Page 6 of 6

Posted: Mon 31 Jul, 2006 5:26 am
by tr1p1ea
About a year ago i got the routine down to 70, i didnt make use of sp, just the increasing the high-byte of the buffer pointer to get the next byte trick.

Then doynax posted his optimised grayscale routine (in april of this year) and geniously pointed out that:

(A ^ B) & C ^ B = (A & C) | (B & ~C)

Very suprised no-one bothered to look at this before! :).

His routine used a custom buffer setup as well as being layer interlaced. You can find the thread here: http://kvince83.tengun.net/maxboard/vie ... php?t=1668

My routine still uses the conventional buffer setup and i had another look and got it down to 59. Im sure it can be optimised further again.

Posted: Mon 31 Jul, 2006 8:09 am
by Jim e
Figured you would come in with something about the masks, I never bothered looking for another way to apply masks. If its correct then its definately gonna speed things. I can imagine a trick to get it down to 51 clocks i believe. Atleast 10,000 clocks could be killed. How ever I'd like to point out its pointless to go below 64, after that your just ruining compatibilty for the busted lcds.

I almost want to update RGP now.

Posted: Mon 31 Jul, 2006 8:50 am
by tr1p1ea
Still, its nice to know that there is room to play with ... plus you could make it app compatible easier.

It would be cool if you could outline your 51 cycle idea as well :).

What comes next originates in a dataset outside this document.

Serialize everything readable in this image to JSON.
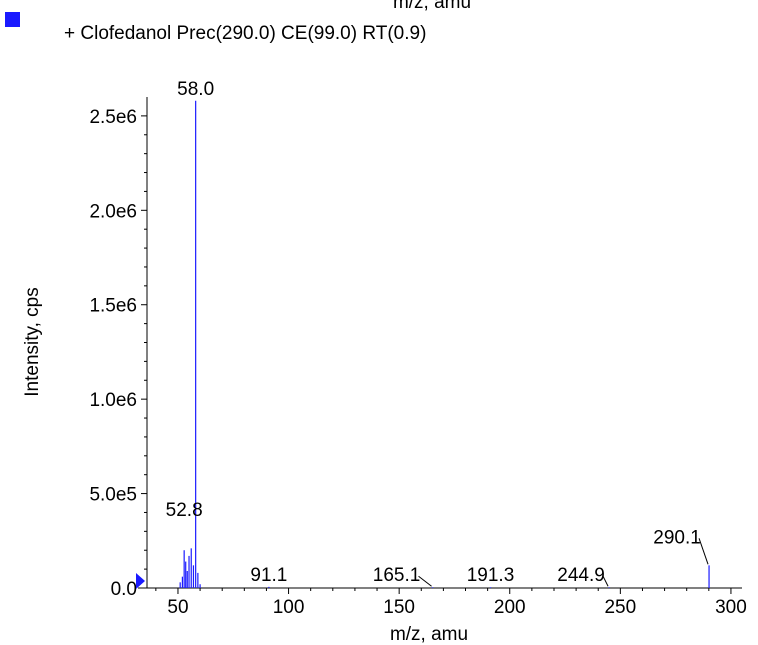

Posted: Mon 31 Jul, 2006 10:52 am
by Jim e
Well purely streching for the basis of speed, I'd go sigma's way The best damn grey routine ever method. That being unrolling the whole thing into a one of the safe ram buffers. I estimate it running at ~40000 and being about 515 bytes.

Code: Select all

loop:
	out ($10),a
;---------------
;repeat 64 times
	ld a,(de)		; 51 tstates
	xor (hl)
	and c
	xor (hl)
	out ($11),a
	add hl,sp
	ld e,l
;2 or 3  inc d need to be inserted in there somewhere.
;---------------
	dec h
	dec h
	dec h
	dec d
	dec d
	dec d	;only needed if 3 was used before.
	inc b
	ld a,b
	cp $2c
	jp z,loop
The basis of the code is that Buffer1 is aligned with Buffer2, as long as thats true it will work, which current implementations of Gpp and RGP this is true. This actually could be practical to use if weren't to fast. Slight alteration will let c and b be used as masks so the noise could be reduced. Just loop the fucking thing and we get 64 tstates which is completely resaonable and fast enough.

I thinks at the point were its over kill. Its quicker than fastcopy, buts its not worth it if it kills compatibilty. It could be faster still if the buffer logic changes but no one wants that.